In the middle of the night I woke to a RED ALERT from UptimeDoctor.com. In the Pushover app on my phone I literally configured a Star Trek red alert mp3 for fun, though it’s only humorous after the issue is resolved! It’s quite surreal, especially when in a half-dream state, when that old familiar sound represents an actual emergency and I feel like I’m on the bridge of the Enterprise about to get vaporized for reals.
Lucee was unresponsive and my only clue initially was Java Heap Out of Memory.
All was well after restarting Lucee, then about an hour of analyzing resource logs also revealed high CPU from Lucee/Java, the baseline of which is always a mere 1%.
After a few more hours of sleep, then reviewing Apache logs, I figured out it was AI BOTS GONE WILD. I also found I’m by far not the only one affected. Turns out the bots are having a huge global impact due to their use of Amazon AWS.
Then I worked on how best to stop them. Fortunately they’re at least nice enough to identify themselves, but the usual means of robots.txt or Apache config don’t work due to mod_proxy sending the requests to Lucee before those are processed.
One option could have been for my Lucee apps to deal with it. Not only would that require extra coding, but more importantly even when the bots are blocked, they’re still using Java resources.

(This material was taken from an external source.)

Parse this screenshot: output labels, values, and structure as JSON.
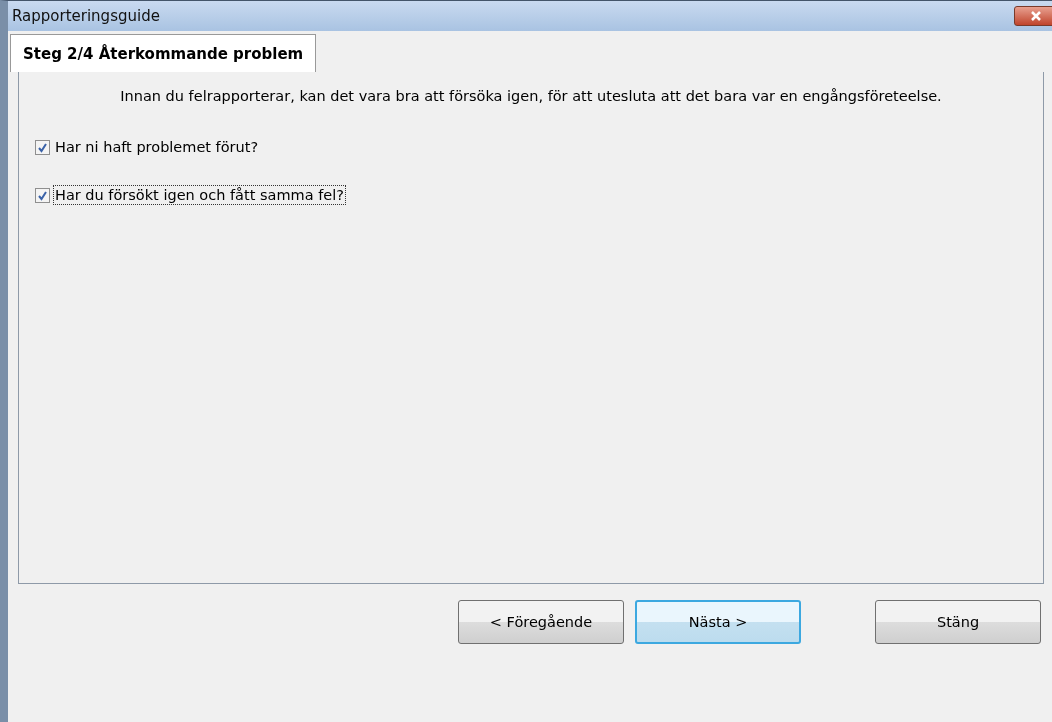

mod_security to the rescue! Since I use OWASP CRS, after hours of digging and plenty of frustration, I finally found a simple text file where I appended the list of bots I needed to block:
/etc/apache2/conf.d/modsec_vendor_configs/OWASP3/rules/crawlers-user-agents.data
(location is likely different on non-cPanel servers)
I spent a total of nearly NINE HOURS on this quite aggravating incident and my purpose for posting is to hopefully help others feeling the same pressure to keep their servers and apps running smoothly in the face of the AI invasion!